Search code examples
pythoncrefcounting

Why is my Python C Extension leaking memory?


The function below takes a python file handle, reads in packed binary data from the file, creates a Python dictionary and returns it. If I loop it endlessly, it'll continually consume RAM. What's wrong with my RefCounting?

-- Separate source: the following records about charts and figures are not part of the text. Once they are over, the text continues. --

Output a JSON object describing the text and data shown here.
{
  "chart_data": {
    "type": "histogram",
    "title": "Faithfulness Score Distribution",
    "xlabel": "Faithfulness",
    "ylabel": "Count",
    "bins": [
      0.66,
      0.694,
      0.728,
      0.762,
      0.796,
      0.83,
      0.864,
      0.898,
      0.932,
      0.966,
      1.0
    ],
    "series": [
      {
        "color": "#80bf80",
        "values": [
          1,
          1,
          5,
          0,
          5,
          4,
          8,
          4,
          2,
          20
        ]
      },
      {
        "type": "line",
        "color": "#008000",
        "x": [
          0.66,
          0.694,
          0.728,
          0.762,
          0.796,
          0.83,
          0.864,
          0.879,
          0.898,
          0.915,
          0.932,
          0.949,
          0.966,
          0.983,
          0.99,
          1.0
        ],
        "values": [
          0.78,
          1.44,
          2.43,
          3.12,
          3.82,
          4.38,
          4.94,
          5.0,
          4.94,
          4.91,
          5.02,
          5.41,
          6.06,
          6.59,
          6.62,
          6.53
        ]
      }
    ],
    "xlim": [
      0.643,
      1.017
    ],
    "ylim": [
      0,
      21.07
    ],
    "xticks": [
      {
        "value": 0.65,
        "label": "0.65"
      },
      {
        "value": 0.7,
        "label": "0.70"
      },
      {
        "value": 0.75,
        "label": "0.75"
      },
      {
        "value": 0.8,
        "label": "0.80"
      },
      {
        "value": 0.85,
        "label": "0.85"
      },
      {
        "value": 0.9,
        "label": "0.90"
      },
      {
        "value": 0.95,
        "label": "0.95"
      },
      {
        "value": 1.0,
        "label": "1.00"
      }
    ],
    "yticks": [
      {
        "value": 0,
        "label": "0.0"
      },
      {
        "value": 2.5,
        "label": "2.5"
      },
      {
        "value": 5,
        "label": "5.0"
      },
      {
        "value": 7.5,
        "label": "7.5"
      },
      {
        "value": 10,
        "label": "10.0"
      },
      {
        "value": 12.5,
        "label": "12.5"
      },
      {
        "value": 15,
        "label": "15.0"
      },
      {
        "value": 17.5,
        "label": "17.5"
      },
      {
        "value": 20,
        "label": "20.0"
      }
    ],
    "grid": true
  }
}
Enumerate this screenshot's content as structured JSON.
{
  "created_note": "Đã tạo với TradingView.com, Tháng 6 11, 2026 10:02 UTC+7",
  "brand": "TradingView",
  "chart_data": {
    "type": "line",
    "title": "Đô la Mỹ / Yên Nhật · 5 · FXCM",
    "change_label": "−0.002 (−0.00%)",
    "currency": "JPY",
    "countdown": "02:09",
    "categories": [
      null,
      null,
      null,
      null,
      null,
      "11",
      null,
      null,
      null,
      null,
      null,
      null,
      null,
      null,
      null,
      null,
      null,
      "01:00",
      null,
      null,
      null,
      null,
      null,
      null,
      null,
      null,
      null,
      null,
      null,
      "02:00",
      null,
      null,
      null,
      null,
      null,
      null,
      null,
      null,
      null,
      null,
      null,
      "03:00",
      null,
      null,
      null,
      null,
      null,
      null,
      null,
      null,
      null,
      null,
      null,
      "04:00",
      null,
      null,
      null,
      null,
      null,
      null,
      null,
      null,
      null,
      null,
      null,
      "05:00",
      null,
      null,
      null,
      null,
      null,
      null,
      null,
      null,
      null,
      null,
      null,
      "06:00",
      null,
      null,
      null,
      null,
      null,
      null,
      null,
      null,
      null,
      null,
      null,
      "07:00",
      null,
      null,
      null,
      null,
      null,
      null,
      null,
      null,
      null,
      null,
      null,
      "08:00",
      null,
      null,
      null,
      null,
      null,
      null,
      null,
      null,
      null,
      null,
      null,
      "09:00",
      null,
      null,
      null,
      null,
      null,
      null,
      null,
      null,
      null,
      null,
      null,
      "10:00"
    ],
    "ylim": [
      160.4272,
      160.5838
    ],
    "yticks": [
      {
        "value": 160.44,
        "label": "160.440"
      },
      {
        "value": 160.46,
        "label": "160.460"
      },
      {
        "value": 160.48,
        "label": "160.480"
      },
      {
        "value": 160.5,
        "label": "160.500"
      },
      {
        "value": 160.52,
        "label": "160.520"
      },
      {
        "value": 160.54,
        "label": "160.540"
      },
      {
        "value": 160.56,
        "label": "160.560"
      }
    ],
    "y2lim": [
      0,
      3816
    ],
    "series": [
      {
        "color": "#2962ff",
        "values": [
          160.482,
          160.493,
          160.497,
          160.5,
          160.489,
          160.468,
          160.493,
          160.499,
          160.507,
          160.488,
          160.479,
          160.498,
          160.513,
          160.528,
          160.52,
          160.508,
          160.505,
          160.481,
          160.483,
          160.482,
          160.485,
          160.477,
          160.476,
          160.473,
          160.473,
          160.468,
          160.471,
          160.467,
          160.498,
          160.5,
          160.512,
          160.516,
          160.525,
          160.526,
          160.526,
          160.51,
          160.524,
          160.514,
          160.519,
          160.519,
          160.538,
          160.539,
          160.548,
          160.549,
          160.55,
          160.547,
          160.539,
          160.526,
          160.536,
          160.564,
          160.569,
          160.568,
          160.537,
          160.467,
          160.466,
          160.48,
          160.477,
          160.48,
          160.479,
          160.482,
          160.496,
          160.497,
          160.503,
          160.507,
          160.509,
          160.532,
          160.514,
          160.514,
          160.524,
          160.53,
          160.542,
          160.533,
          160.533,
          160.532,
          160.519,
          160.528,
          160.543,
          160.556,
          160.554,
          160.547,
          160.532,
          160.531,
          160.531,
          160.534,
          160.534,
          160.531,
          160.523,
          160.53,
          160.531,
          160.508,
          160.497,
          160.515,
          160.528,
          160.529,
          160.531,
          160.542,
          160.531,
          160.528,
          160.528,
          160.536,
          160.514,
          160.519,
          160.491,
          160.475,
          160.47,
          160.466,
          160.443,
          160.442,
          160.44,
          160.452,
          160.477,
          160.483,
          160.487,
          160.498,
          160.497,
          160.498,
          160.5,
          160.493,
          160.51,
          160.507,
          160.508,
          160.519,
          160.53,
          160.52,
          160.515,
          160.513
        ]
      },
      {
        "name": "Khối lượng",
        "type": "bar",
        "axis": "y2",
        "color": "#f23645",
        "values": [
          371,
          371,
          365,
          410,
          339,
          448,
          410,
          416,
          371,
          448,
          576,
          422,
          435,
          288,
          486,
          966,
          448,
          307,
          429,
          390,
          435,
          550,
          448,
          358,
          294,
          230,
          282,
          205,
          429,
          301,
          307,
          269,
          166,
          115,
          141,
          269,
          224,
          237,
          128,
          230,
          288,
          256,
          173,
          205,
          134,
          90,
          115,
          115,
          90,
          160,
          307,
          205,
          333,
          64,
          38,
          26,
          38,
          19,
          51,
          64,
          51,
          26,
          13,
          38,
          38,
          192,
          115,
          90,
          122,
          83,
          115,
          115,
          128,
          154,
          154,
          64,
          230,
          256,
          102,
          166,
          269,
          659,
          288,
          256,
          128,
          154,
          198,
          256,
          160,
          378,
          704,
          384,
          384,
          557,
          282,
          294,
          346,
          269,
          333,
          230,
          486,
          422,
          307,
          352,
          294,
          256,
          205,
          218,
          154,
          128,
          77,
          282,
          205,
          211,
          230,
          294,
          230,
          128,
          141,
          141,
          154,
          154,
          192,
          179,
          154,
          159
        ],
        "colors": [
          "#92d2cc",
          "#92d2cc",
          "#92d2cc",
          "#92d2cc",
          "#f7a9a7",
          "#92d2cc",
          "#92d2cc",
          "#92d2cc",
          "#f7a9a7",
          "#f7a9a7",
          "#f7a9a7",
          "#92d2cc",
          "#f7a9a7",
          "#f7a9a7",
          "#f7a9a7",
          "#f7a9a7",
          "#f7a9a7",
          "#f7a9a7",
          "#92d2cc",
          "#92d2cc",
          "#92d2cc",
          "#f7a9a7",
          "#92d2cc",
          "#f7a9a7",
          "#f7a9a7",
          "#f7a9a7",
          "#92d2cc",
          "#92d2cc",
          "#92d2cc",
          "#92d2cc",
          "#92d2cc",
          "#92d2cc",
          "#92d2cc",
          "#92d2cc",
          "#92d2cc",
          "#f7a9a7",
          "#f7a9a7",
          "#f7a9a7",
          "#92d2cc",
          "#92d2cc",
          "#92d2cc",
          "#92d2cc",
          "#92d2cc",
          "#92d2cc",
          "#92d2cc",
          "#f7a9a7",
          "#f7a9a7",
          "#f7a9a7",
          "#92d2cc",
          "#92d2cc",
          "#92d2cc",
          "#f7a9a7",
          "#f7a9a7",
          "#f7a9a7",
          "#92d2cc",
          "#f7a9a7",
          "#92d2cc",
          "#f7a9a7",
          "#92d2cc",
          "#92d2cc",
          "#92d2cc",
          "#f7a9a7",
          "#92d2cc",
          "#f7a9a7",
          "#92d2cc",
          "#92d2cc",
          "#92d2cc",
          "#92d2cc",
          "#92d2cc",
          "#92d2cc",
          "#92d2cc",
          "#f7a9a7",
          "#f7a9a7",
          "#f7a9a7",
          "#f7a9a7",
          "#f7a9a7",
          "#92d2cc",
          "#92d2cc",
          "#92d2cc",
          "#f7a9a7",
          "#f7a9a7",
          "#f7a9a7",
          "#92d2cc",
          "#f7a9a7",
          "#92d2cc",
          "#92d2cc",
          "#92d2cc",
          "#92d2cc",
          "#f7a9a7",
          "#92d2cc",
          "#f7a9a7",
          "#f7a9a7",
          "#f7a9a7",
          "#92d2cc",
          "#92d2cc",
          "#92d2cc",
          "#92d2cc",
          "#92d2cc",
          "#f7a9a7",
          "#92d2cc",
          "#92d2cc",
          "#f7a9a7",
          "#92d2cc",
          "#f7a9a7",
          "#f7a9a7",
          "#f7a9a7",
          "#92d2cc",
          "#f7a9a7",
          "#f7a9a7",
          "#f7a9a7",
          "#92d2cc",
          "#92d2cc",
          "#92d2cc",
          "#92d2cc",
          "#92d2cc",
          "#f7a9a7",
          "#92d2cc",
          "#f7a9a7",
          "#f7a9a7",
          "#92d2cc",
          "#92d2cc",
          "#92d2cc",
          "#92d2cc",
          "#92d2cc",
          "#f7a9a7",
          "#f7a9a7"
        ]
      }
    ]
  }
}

static PyObject* __binParse_getDBHeader(PyObject *self, PyObject *args){

PyObject *o; //generic object
PyObject* pyDB = NULL; //this has to be a py file object

if (!PyArg_ParseTuple(args, "O", &pyDB)){
    return NULL;
} else {
    Py_INCREF(pyDB);
    if (!PyFile_Check(pyDB)){
        Py_DECREF(pyDB);
        PyErr_SetString(PyExc_IOError, "argument 1 must be open file handle");
        return NULL;
    }
}

FILE *fhDB = PyFile_AsFile(pyDB);

long offset = 0;
DB_HEADER *pdbHeader = malloc(sizeof(DB_HEADER));
fseek(fhDB,offset,SEEK_SET); //at the beginning
fread(pdbHeader, 1, sizeof(DB_HEADER), fhDB );
if (ferror(fhDB)){
    fclose(fhDB);
    Py_DECREF(pyDB);
    PyErr_SetString(PyExc_IOError, "failed reading database header");
    return NULL;
}
Py_DECREF(pyDB);

PyObject *pyDBHeader = PyDict_New();
Py_INCREF(pyDBHeader);

o=PyInt_FromLong(pdbHeader->version_number);
PyDict_SetItemString(pyDBHeader, "version", o);
Py_DECREF(o);

PyObject *pyTimeList = PyList_New(0);
Py_INCREF(pyTimeList);

int i;
for (i=0; i<NUM_DRAWERS; i++){
    //epochs
    o=PyInt_FromLong(pdbHeader->last_good_test[i]);
    PyList_Append(pyTimeList, o);
    Py_DECREF(o);
}
PyDict_SetItemString(pyDBHeader, "lastTest", pyTimeList);
Py_DECREF(pyTimeList);

o=PyInt_FromLong(pdbHeader->temp);
PyDict_SetItemString(pyDBHeader, "temp", o);
Py_DECREF(o);

free(pdbHeader);
return (pyDBHeader);
}

Solution

  • PyDict_New() returns a new reference, check the docs for PyDict. So if you increase the refcount immediately after creating it, you have two references to it. One is transferred to the caller when you return it as a result value, but the other one never goes aways.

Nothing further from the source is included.